In Everytown’s opening salvo against the NRA, they spend a page coining a new term and then drum up a bunch of fear about it:
The FBI currently has no authority to block firearm sales to individuals on the country’s terrorist watch lists — so someone deemed too dangerous to board a plane is allowed to buy guns under federal law.
Gun owners, including NRA members, overwhelmingly support proposals to close this “terror gap:” a 2012 survey by Republican pollster Frank Luntz found that 76 percent of gun owners, including 71 percent of NRA members, support prohibiting people on terror watch lists from purchasing guns.
The problems with this are, of course, manifest. Firstly, owning a gun and the right to self-defense are natural, human rights enumerated in the Constitution. Flying on an airplane is not.
Second, the idea of being stripped of my rights for being placed on a watch list based on reasonable suspicion, instead of convicted beyond a reasonable doubt in a court of law scares me, and it should scare you too. Most people only know they are on a watch list when they get repeatedly “selected” for extra searching at the airport. I wonder how that would play out with buying a gun.

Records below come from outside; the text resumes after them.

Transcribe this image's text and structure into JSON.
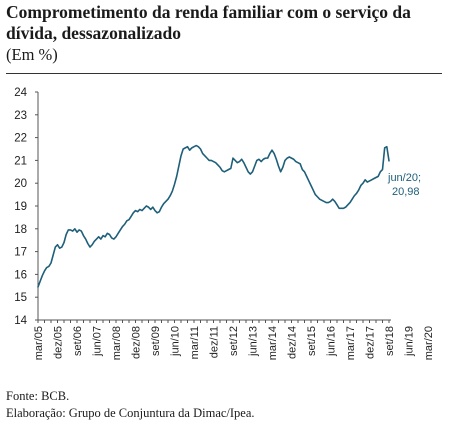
{
  "header": {
    "title": "Comprometimento da renda familiar com o serviço da dívida, dessazonalizado",
    "subtitle": "(Em %)"
  },
  "footer": {
    "source": "Fonte: BCB.",
    "credit": "Elaboração: Grupo de Conjuntura da Dimac/Ipea."
  },
  "chart_data": {
    "type": "line",
    "title": "Comprometimento da renda familiar com o serviço da dívida, dessazonalizado",
    "ylabel": "(Em %)",
    "ylim": [
      14,
      24
    ],
    "yticks": [
      "14",
      "15",
      "16",
      "17",
      "18",
      "19",
      "20",
      "21",
      "22",
      "23",
      "24"
    ],
    "xtick_labels": [
      "mar/05",
      "dez/05",
      "set/06",
      "jun/07",
      "mar/08",
      "dez/08",
      "set/09",
      "jun/10",
      "mar/11",
      "dez/11",
      "set/12",
      "jun/13",
      "mar/14",
      "dez/14",
      "set/15",
      "jun/16",
      "mar/17",
      "dez/17",
      "set/18",
      "jun/19",
      "mar/20"
    ],
    "annotation": {
      "label": "jun/20;",
      "value": "20,98"
    },
    "line_color": "#1e5f7a",
    "grid": false,
    "series": [
      {
        "start": "2005-03",
        "frequency": "monthly",
        "values": [
          15.45,
          15.7,
          15.95,
          16.15,
          16.3,
          16.35,
          16.5,
          16.85,
          17.2,
          17.3,
          17.15,
          17.2,
          17.4,
          17.75,
          17.95,
          17.95,
          17.9,
          18.0,
          17.85,
          17.95,
          17.9,
          17.7,
          17.55,
          17.35,
          17.2,
          17.3,
          17.45,
          17.55,
          17.65,
          17.55,
          17.7,
          17.65,
          17.8,
          17.75,
          17.6,
          17.55,
          17.65,
          17.8,
          17.95,
          18.1,
          18.2,
          18.35,
          18.4,
          18.55,
          18.7,
          18.8,
          18.75,
          18.85,
          18.8,
          18.9,
          19.0,
          18.95,
          18.85,
          18.95,
          18.8,
          18.7,
          18.75,
          18.95,
          19.1,
          19.2,
          19.3,
          19.45,
          19.65,
          19.95,
          20.3,
          20.75,
          21.2,
          21.5,
          21.55,
          21.6,
          21.45,
          21.55,
          21.6,
          21.65,
          21.6,
          21.5,
          21.3,
          21.2,
          21.1,
          21.0,
          21.0,
          20.95,
          20.9,
          20.8,
          20.7,
          20.55,
          20.5,
          20.55,
          20.6,
          20.65,
          21.1,
          21.0,
          20.9,
          20.95,
          21.05,
          20.9,
          20.7,
          20.5,
          20.4,
          20.5,
          20.75,
          21.0,
          21.05,
          20.95,
          21.05,
          21.1,
          21.1,
          21.3,
          21.45,
          21.3,
          21.05,
          20.75,
          20.5,
          20.7,
          21.0,
          21.1,
          21.15,
          21.1,
          21.05,
          20.95,
          20.9,
          20.85,
          20.6,
          20.5,
          20.3,
          20.1,
          19.9,
          19.7,
          19.5,
          19.4,
          19.3,
          19.25,
          19.2,
          19.15,
          19.15,
          19.2,
          19.3,
          19.2,
          19.05,
          18.9,
          18.9,
          18.9,
          18.95,
          19.05,
          19.15,
          19.3,
          19.45,
          19.55,
          19.7,
          19.9,
          20.0,
          20.15,
          20.05,
          20.1,
          20.15,
          20.2,
          20.25,
          20.3,
          20.5,
          20.6,
          21.55,
          21.6,
          20.98
        ]
      }
    ]
  }
}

Everytown doesn’t seem to be throwing their weight behind making this a new catchphrase just yet, but I wouldn’t be surprised if we start hearing more and more about the “terror gap” (a rhetorical flourish to cast a lack of regulation as a shortcoming of the law) in the coming months.
Seems like they continue to be all about “gaps” and “loopholes”; they really need to start with the ones between their ears…
It would help if the people on the watch lists were put there by a court and that the people had the opportunity for due process. Otherwise, we could have a total gun ban by executive order, just place everyone on the no-fly list except for the elite.
Yeah, not just put there by a judge, but actually convicted of a crime by a jury of their peers.